On Oct. 22, 2021, the White House issued a “first-ever” National Strategy on Gender Equity and Equality, “to advance the full participation of all people—including women and girls—in the United States and around the world.” See White House Fact Sheet on National Strategy on Gender Equity and Equality.

This report was created by the White House Gender Policy Council, pursuant to an executive order issued on March 8, 2021. The strategy focuses on “ten interconnected priorities: (1) economic security; (2) gender-based violence; (3) health; (4) education; (5) justice and immigration; (6) human rights and equality under the law; (7) security and humanitarian relief; (8) climate change; (9) science and technology; and (10) democracy, participation, and leadership.

The White House calls “ensuring that all people, regardless of gender, have the opportunity to realize their full potential” a “moral and strategic imperative.” “This moment demands that we build back better, “ the administration argues. “It requires that we acknowledge and address longstanding gender discrimination and the systemic barriers to full participation that have held back women and girls.” The full report may be found here: National Strategy on Gender Equity and Equality. The EEOC has pledged its full support of the administration’s objectives. EEOC Press Release.

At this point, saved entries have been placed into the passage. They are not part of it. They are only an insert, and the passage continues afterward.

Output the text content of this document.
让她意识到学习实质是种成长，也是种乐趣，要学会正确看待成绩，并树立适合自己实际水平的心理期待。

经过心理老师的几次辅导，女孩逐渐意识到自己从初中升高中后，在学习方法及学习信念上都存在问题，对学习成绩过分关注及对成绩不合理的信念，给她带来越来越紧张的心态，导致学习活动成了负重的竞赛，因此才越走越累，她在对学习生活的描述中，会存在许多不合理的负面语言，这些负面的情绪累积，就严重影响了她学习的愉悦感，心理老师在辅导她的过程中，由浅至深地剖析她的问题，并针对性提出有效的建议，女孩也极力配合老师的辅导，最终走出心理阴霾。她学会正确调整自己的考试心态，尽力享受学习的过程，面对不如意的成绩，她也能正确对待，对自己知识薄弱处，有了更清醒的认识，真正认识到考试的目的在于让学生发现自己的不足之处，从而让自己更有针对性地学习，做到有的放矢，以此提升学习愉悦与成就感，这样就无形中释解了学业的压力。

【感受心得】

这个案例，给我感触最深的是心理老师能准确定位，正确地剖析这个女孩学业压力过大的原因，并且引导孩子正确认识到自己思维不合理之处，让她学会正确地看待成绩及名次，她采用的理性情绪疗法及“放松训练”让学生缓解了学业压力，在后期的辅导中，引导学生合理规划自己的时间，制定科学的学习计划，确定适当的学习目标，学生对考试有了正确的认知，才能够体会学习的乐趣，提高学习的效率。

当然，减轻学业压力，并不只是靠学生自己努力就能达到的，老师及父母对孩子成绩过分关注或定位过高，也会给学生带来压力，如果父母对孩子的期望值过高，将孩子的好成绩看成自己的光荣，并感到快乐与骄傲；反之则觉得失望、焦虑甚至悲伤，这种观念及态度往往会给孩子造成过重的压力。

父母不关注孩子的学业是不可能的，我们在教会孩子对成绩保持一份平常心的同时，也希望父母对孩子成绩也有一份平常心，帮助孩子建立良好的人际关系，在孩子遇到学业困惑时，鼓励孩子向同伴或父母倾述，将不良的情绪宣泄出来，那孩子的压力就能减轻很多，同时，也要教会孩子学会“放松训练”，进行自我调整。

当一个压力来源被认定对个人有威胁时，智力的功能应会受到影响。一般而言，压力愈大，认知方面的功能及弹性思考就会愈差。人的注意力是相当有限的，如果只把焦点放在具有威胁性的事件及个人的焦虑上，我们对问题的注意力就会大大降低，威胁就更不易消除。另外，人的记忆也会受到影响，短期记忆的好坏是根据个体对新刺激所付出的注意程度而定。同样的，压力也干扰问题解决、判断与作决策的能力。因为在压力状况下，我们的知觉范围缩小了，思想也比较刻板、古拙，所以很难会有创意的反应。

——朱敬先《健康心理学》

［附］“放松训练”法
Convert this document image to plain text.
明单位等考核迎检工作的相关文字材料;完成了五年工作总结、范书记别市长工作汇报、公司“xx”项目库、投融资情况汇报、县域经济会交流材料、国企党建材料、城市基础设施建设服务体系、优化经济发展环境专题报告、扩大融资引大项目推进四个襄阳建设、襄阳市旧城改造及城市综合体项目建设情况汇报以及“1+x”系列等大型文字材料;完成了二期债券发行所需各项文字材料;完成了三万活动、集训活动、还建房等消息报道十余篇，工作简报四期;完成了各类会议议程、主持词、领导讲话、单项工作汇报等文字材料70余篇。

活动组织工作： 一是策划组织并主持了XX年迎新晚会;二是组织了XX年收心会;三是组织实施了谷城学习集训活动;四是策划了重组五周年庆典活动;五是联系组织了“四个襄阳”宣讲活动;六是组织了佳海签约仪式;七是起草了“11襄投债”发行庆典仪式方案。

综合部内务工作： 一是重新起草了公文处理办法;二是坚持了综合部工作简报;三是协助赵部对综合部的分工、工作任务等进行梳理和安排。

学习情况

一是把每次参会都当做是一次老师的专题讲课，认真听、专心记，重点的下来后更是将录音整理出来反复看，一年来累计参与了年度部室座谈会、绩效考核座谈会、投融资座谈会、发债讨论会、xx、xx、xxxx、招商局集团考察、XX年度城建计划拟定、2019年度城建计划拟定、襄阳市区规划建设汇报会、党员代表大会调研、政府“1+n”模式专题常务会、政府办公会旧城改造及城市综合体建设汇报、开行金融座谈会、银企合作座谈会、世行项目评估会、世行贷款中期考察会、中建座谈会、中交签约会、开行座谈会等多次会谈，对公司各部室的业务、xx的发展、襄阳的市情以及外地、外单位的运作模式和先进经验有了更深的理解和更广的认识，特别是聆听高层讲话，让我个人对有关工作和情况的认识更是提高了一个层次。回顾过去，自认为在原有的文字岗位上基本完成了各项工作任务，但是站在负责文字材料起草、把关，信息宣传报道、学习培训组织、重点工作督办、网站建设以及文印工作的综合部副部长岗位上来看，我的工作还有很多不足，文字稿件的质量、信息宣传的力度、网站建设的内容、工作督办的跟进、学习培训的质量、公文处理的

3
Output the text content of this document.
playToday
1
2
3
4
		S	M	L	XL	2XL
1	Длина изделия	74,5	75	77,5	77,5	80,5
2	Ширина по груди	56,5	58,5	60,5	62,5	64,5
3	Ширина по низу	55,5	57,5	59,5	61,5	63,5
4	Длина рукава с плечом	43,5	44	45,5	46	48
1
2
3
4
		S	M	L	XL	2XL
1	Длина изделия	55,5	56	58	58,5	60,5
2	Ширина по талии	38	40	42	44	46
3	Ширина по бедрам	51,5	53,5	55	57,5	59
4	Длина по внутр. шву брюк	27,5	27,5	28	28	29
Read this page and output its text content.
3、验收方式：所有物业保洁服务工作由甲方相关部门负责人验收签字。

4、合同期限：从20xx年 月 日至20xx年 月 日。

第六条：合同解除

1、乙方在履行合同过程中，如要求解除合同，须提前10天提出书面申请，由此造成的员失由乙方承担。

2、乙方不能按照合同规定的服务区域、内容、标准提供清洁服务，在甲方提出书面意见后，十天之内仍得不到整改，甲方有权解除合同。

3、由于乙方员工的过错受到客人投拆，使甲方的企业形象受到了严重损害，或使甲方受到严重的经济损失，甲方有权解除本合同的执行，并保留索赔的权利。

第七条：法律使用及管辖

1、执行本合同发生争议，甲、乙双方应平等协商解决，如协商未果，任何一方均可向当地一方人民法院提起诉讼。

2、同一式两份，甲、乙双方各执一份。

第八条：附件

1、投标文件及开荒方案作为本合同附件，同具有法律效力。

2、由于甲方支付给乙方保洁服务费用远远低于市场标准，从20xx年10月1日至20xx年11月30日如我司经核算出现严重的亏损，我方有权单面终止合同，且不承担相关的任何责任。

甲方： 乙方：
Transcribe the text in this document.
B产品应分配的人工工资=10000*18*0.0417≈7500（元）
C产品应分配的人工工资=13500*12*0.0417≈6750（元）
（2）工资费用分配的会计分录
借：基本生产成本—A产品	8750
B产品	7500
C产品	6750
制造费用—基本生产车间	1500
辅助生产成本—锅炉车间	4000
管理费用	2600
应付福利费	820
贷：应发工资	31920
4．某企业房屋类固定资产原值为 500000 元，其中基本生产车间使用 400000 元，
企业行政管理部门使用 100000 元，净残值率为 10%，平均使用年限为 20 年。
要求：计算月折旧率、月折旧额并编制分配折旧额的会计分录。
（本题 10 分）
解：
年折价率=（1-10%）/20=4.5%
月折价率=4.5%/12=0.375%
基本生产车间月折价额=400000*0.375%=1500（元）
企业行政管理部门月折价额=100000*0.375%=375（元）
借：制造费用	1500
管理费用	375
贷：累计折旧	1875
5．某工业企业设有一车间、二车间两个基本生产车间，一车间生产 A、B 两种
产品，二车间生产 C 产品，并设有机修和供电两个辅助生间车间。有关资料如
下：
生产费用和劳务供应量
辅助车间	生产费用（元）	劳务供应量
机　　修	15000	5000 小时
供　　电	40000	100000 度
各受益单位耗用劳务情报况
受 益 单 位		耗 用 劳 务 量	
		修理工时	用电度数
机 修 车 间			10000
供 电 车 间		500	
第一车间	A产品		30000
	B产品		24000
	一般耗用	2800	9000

Facebook Fined Millions for Alleged Violations of Immigrant Labor Certification Recruitment Requirements

On Octo. 19, 2021, the DOJ and DOL announced separate settlement agreements with Facebook settling its alleged misuse of the permanent labor certification (PERM) program for immigrant workers. Per the lawsuit, Facebook had not been conducting adequate recruitment as part of the Labor Certification process, including but not limited to using more restricted application methods for U.S. workers.

Under the settlement, Facebook will pay a civil penalty of $4.75 million to the U.S., up to $9.5 million to eligible victims of its alleged discrimination, and will train its employees on the anti-discrimination requirements of the Immigration & Naturalization Act.

In addition, Facebook will be required to conduct more expansive advertising and recruitment for all PERM positions, accept electronic resumes, and take other steps to ensure that its PERM recruitment matches its standard practices. Facebook will also be subject to ongoing audits to ensure its compliance.
This section of our Employment Law Update was prepared by Jones Waldo immigration attorney, Lewis Francis.

Tenth Circuit Hands Victory to Workers in Overtime Class Action.

Earlier this month, in a case entitled Peterson v. Nelnet Diversified Solutions, LLC, the Tenth Circuit Court of Appeals sided with over 300 call center employees who alleged that they were owed unpaid overtime. At issue was the time the employees spent at the beginning of every shift booting up their computers and launching certain software applications used to perform their job of communicating with student loan borrowers by phone and email.

A Colorado district court had previously determined that these tasks generally took about two minutes (the workers refute that calculation, arguing it is actually between four and six minutes), and held that the time was “de minimis,” such that it was not compensable under the Fair Labor Standards Act. The Tenth Circuit disagreed, saying: “We conclude that when booting up their computers and launching the software, the [employees] are preparing tools that are both necessary to and an intrinsic part of their principal activities. Therefore, these preshift tasks are compensable principal activities under the FLSA.

Moreover, because [the employer’s] ability to estimate the amount of time at issue and the consistent regularity with which the CCRs perform these activities weigh more heavily than the relatively small size of the claims, in this case, the de minimis doctrine does not apply to excuse [the employer’s] obligation to pay its employees for their work.” Accordingly, the court reversed the trial court’s award of summary judgment for the employer, and the case will move forward to trial.

This case underscores the importance for employers of carefully evaluating these types of regular pre-shift activities to determine whether they are compensable work time under FLSA. Successful plaintiffs in FLSA overtime cases may be awarded back pay, liquidated damages, attorney fees, and litigation costs.